I guess you can spot the difference.

[LtG]

I'd also like to point out a couple of things:
- Octocontrabass mentions the entries are 64-bit, he offers an explanation why you are seeing garbage. That would be a good time to read and re-read the multiboot spec, at least for the mmap part. And maybe at least test, before stating that they are 32-bit.
- On the first page there's an almost identical thread by Octacone, you should probably read that:
http://forum.osdev.org/viewtopic.php?f=1&t=32254

Octacone had a few issues, reading that thread might help you. One of the issues had to do with 32-bit vs 64-bit. There was also some stuff about PAS vs PM vs VAS vs VM, similar to what mallard said in this thread.

[Octacone]

I'd also like to point out a couple of things:
- Octocontrabass mentions the entries are 64-bit, he offers an explanation why you are seeing garbage. That would be a good time to read and re-read the multiboot spec, at least for the mmap part. And maybe at least test, before stating that they are 32-bit.
- On the first page there's an almost identical thread by Octacone, you should probably read that:
http://forum.osdev.org/viewtopic.php?f=1&t=32254

Octacone had a few issues, reading that thread might help you. One of the issues had to do with 32-bit vs 64-bit. There was also some stuff about PAS vs PM vs VAS vs VM, similar to what mallard said in this thread.

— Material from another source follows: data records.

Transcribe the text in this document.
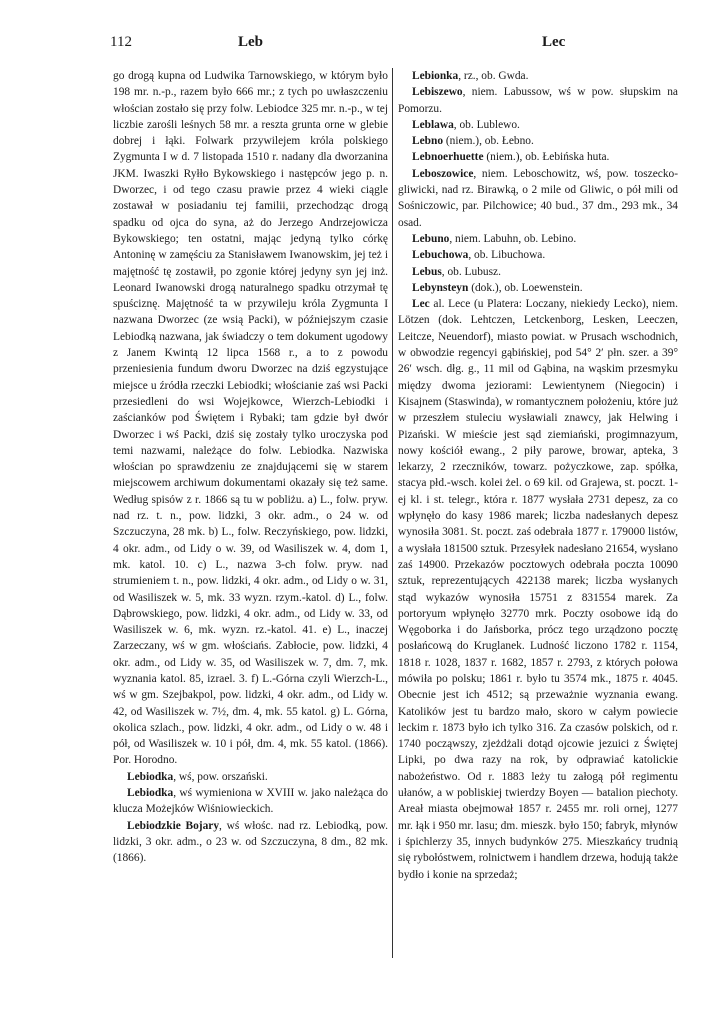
112	Leb	Lec

go drogą kupna od Ludwika Tarnowskiego, w którym było 198 mr. n.-p., razem było 666 mr.; z tych po uwłaszczeniu włościan zostało się przy folw. Lebiodce 325 mr. n.-p., w tej liczbie zarośli leśnych 58 mr. a reszta grunta orne w glebie dobrej i łąki. Folwark przywilejem króla polskiego Zygmunta I w d. 7 listopada 1510 r. nadany dla dworzanina JKM. Iwaszki Ryłło Bykowskiego i następców jego p. n. Dworzec, i od tego czasu prawie przez 4 wieki ciągle zostawał w posiadaniu tej familii, przechodząc drogą spadku od ojca do syna, aż do Jerzego Andrzejowicza Bykowskiego; ten ostatni, mając jedyną tylko córkę Antoninę w zamęściu za Stanisławem Iwanowskim, jej też i majętność tę zostawił, po zgonie której jedyny syn jej inż. Leonard Iwanowski drogą naturalnego spadku otrzymał tę spuściznę. Majętność ta w przywileju króla Zygmunta I nazwana Dworzec (ze wsią Packi), w późniejszym czasie Lebiodką nazwana, jak świadczy o tem dokument ugodowy z Janem Kwintą 12 lipca 1568 r., a to z powodu przeniesienia fundum dworu Dworzec na dziś egzystujące miejsce u źródła rzeczki Lebiodki; włościanie zaś wsi Packi przesiedleni do wsi Wojejkowce, Wierzch-Lebiodki i zaścianków pod Świętem i Rybaki; tam gdzie był dwór Dworzec i wś Packi, dziś się zostały tylko uroczyska pod temi nazwami, należące do folw. Lebiodka. Nazwiska włościan po sprawdzeniu ze znajdującemi się w starem miejscowem archiwum dokumentami okazały się też same. Według spisów z r. 1866 są tu w pobliżu. a) L., folw. pryw. nad rz. t. n., pow. lidzki, 3 okr. adm., o 24 w. od Szczuczyna, 28 mk. b) L., folw. Reczyńskiego, pow. lidzki, 4 okr. adm., od Lidy o w. 39, od Wasiliszek w. 4, dom 1, mk. katol. 10. c) L., nazwa 3-ch folw. pryw. nad strumieniem t. n., pow. lidzki, 4 okr. adm., od Lidy o w. 31, od Wasiliszek w. 5, mk. 33 wyzn. rzym.-katol. d) L., folw. Dąbrowskiego, pow. lidzki, 4 okr. adm., od Lidy w. 33, od Wasiliszek w. 6, mk. wyzn. rz.-katol. 41. e) L., inaczej Zarzeczany, wś w gm. włościańs. Zabłocie, pow. lidzki, 4 okr. adm., od Lidy w. 35, od Wasiliszek w. 7, dm. 7, mk. wyznania katol. 85, izrael. 3. f) L.-Górna czyli Wierzch-L., wś w gm. Szejbakpol, pow. lidzki, 4 okr. adm., od Lidy w. 42, od Wasiliszek w. 7½, dm. 4, mk. 55 katol. g) L. Górna, okolica szlach., pow. lidzki, 4 okr. adm., od Lidy o w. 48 i pół, od Wasiliszek w. 10 i pół, dm. 4, mk. 55 katol. (1866). Por. Horodno.

Lebiodka, wś, pow. orszański.

Lebiodka, wś wymieniona w XVIII w. jako należąca do klucza Możejków Wiśniowieckich.

Lebiodzkie Bojary, wś włośc. nad rz. Lebiodką, pow. lidzki, 3 okr. adm., o 23 w. od Szczuczyna, 8 dm., 82 mk. (1866).

Lebionka, rz., ob. Gwda.

Lebiszewo, niem. Labussow, wś w pow. słupskim na Pomorzu.

Leblawa, ob. Lublewo.

Lebno (niem.), ob. Łebno.

Lebnoerhuette (niem.), ob. Łebińska huta.

Leboszowice, niem. Leboschowitz, wś, pow. toszecko-gliwicki, nad rz. Birawką, o 2 mile od Gliwic, o pół mili od Sośniczowic, par. Pilchowice; 40 bud., 37 dm., 293 mk., 34 osad.

Lebuno, niem. Labuhn, ob. Lebino.

Lebuchowa, ob. Libuchowa.

Lebus, ob. Lubusz.

Lebynsteyn (dok.), ob. Loewenstein.

Lec al. Lece (u Platera: Loczany, niekiedy Lecko), niem. Lötzen (dok. Lehtczen, Letckenborg, Lesken, Leeczen, Leitcze, Neuendorf), miasto powiat. w Prusach wschodnich, w obwodzie regencyi gąbińskiej, pod 54° 2′ płn. szer. a 39° 26′ wsch. dłg. g., 11 mil od Gąbina, na wąskim przesmyku między dwoma jeziorami: Lewientynem (Niegocin) i Kisajnem (Staswinda), w romantycznem położeniu, które już w przeszłem stuleciu wysławiali znawcy, jak Helwing i Pizański. W mieście jest sąd ziemiański, progimnazyum, nowy kościół ewang., 2 piły parowe, browar, apteka, 3 lekarzy, 2 rzeczników, towarz. pożyczkowe, zap. spółka, stacya płd.-wsch. kolei żel. o 69 kil. od Grajewa, st. poczt. 1-ej kl. i st. telegr., która r. 1877 wysłała 2731 depesz, za co wpłynęło do kasy 1986 marek; liczba nadesłanych depesz wynosiła 3081. St. poczt. zaś odebrała 1877 r. 179000 listów, a wysłała 181500 sztuk. Przesyłek nadesłano 21654, wysłano zaś 14900. Przekazów pocztowych odebrała poczta 10090 sztuk, reprezentujących 422138 marek; liczba wysłanych stąd wykazów wynosiła 15751 z 831554 marek. Za portoryum wpłynęło 32770 mrk. Poczty osobowe idą do Węgoborka i do Jańsborka, prócz tego urządzono pocztę posłańcową do Kruglanek. Ludność liczono 1782 r. 1154, 1818 r. 1028, 1837 r. 1682, 1857 r. 2793, z których połowa mówiła po polsku; 1861 r. było tu 3574 mk., 1875 r. 4045. Obecnie jest ich 4512; są przeważnie wyznania ewang. Katolików jest tu bardzo mało, skoro w całym powiecie leckim r. 1873 było ich tylko 316. Za czasów polskich, od r. 1740 począwszy, zjeżdżali dotąd ojcowie jezuici z Świętej Lipki, po dwa razy na rok, by odprawiać katolickie nabożeństwo. Od r. 1883 leży tu załogą pół regimentu ułanów, a w pobliskiej twierdzy Boyen — batalion piechoty. Areał miasta obejmował 1857 r. 2455 mr. roli ornej, 1277 mr. łąk i 950 mr. lasu; dm. mieszk. było 150; fabryk, młynów i śpichlerzy 35, innych budynków 275. Mieszkańcy trudnią się rybołóstwem, rolnictwem i handlem drzewa, hodują także bydło i konie na sprzedaż;
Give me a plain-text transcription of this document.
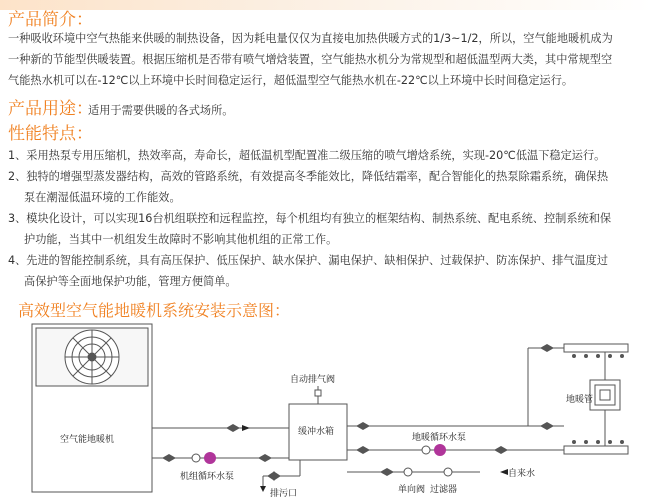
产品简介：

一种吸收环境中空气热能来供暖的制热设备，因为耗电量仅仅为直接电加热供暖方式的1/3~1/2，所以，空气能地暖机成为

一种新的节能型供暖装置。根据压缩机是否带有喷气增焓装置，空气能热水机分为常规型和超低温型两大类，其中常规型空

气能热水机可以在-12℃以上环境中长时间稳定运行，超低温型空气能热水机在-22℃以上环境中长时间稳定运行。

产品用途：
适用于需要供暖的各式场所。
性能特点：

1、采用热泵专用压缩机，热效率高，寿命长，超低温机型配置准二级压缩的喷气增焓系统，实现-20℃低温下稳定运行。

2、独特的增强型蒸发器结构，高效的管路系统，有效提高冬季能效比，降低结霜率，配合智能化的热泵除霜系统，确保热

泵在潮湿低温环境的工作能效。

3、模块化设计，可以实现16台机组联控和远程监控，每个机组均有独立的框架结构、制热系统、配电系统、控制系统和保

护功能，当其中一机组发生故障时不影响其他机组的正常工作。

4、先进的智能控制系统，具有高压保护、低压保护、缺水保护、漏电保护、缺相保护、过载保护、防冻保护、排气温度过

高保护等全面地保护功能，管理方便简单。

高效型空气能地暖机系统安装示意图：
空气能地暖机
自动排气阀
缓冲水箱
机组循环水泵
排污口
地暖循环水泵
单向阀 过滤器
自来水
地暖管
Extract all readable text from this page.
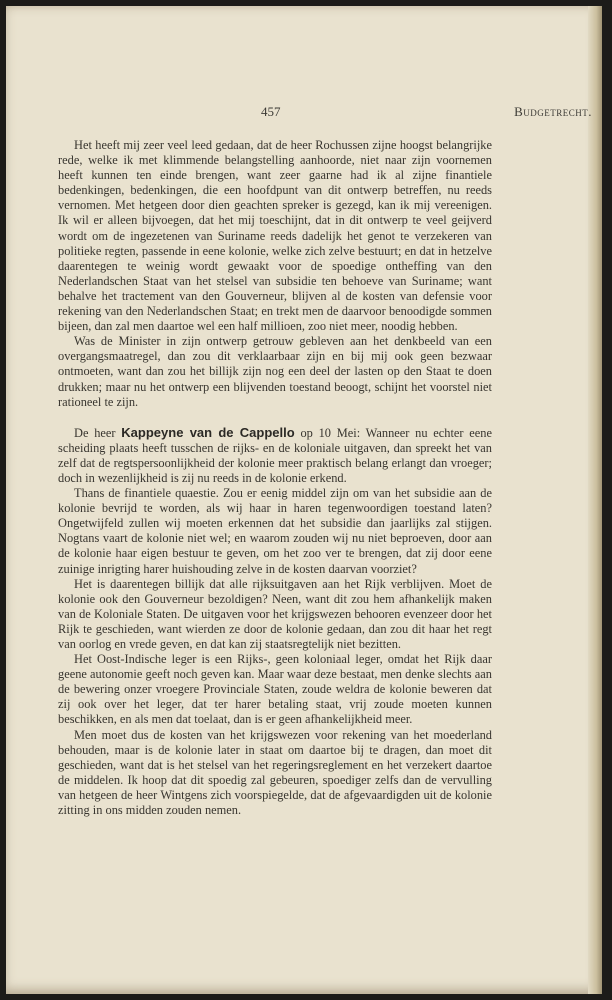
457	Budgetrecht.

Het heeft mij zeer veel leed gedaan, dat de heer Rochussen zijne hoogst belangrijke rede, welke ik met klimmende belangstelling aanhoorde, niet naar zijn voornemen heeft kunnen ten einde brengen, want zeer gaarne had ik al zijne finantiele bedenkingen, bedenkingen, die een hoofdpunt van dit ontwerp betreffen, nu reeds vernomen. Met hetgeen door dien geachten spreker is gezegd, kan ik mij vereenigen. Ik wil er alleen bijvoegen, dat het mij toeschijnt, dat in dit ontwerp te veel geijverd wordt om de ingezetenen van Suriname reeds dadelijk het genot te verzekeren van politieke regten, passende in eene kolonie, welke zich zelve bestuurt; en dat in hetzelve daarentegen te weinig wordt gewaakt voor de spoedige ontheffing van den Nederlandschen Staat van het stelsel van subsidie ten behoeve van Suriname; want behalve het tractement van den Gouverneur, blijven al de kosten van defensie voor rekening van den Nederlandschen Staat; en trekt men de daarvoor benoodigde sommen bijeen, dan zal men daartoe wel een half millioen, zoo niet meer, noodig hebben.

Was de Minister in zijn ontwerp getrouw gebleven aan het denkbeeld van een overgangsmaatregel, dan zou dit verklaarbaar zijn en bij mij ook geen bezwaar ontmoeten, want dan zou het billijk zijn nog een deel der lasten op den Staat te doen drukken; maar nu het ontwerp een blijvenden toestand beoogt, schijnt het voorstel niet rationeel te zijn.

De heer Kappeyne van de Cappello op 10 Mei: Wanneer nu echter eene scheiding plaats heeft tusschen de rijks- en de koloniale uitgaven, dan spreekt het van zelf dat de regtspersoonlijkheid der kolonie meer praktisch belang erlangt dan vroeger; doch in wezenlijkheid is zij nu reeds in de kolonie erkend.

Thans de finantiele quaestie. Zou er eenig middel zijn om van het subsidie aan de kolonie bevrijd te worden, als wij haar in haren tegenwoordigen toestand laten? Ongetwijfeld zullen wij moeten erkennen dat het subsidie dan jaarlijks zal stijgen. Nogtans vaart de kolonie niet wel; en waarom zouden wij nu niet beproeven, door aan de kolonie haar eigen bestuur te geven, om het zoo ver te brengen, dat zij door eene zuinige inrigting harer huishouding zelve in de kosten daarvan voorziet?

Het is daarentegen billijk dat alle rijksuitgaven aan het Rijk verblijven. Moet de kolonie ook den Gouverneur bezoldigen? Neen, want dit zou hem afhankelijk maken van de Koloniale Staten. De uitgaven voor het krijgswezen behooren evenzeer door het Rijk te geschieden, want wierden ze door de kolonie gedaan, dan zou dit haar het regt van oorlog en vrede geven, en dat kan zij staatsregtelijk niet bezitten.

Het Oost-Indische leger is een Rijks-, geen koloniaal leger, omdat het Rijk daar geene autonomie geeft noch geven kan. Maar waar deze bestaat, men denke slechts aan de bewering onzer vroegere Provinciale Staten, zoude weldra de kolonie beweren dat zij ook over het leger, dat ter harer betaling staat, vrij zoude moeten kunnen beschikken, en als men dat toelaat, dan is er geen afhankelijkheid meer.

Men moet dus de kosten van het krijgswezen voor rekening van het moederland behouden, maar is de kolonie later in staat om daartoe bij te dragen, dan moet dit geschieden, want dat is het stelsel van het regeringsreglement en het verzekert daartoe de middelen. Ik hoop dat dit spoedig zal gebeuren, spoediger zelfs dan de vervulling van hetgeen de heer Wintgens zich voorspiegelde, dat de afgevaardigden uit de kolonie zitting in ons midden zouden nemen.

Hey @LtG, I wanted to post the same thing. It looks like you were slightly faster.
He is having almost the exact same theory related dilemmas as I've had.
Take a look at that thread, it is quite good. There are peopling explaining in detail all of your issues.
If you have any question please post them here. :=)
Quite soon enough you will realize that you can't access more than 3.5 GB on average in protected mode and you will also discover the purpose of PAE. (just wait for it).
Because of that thread, right now I am working on a totally new physical memory/address space manager and I am also writing some 64 bit printing functions. I am having to adapt/modify around 50% of my entire OS because of it.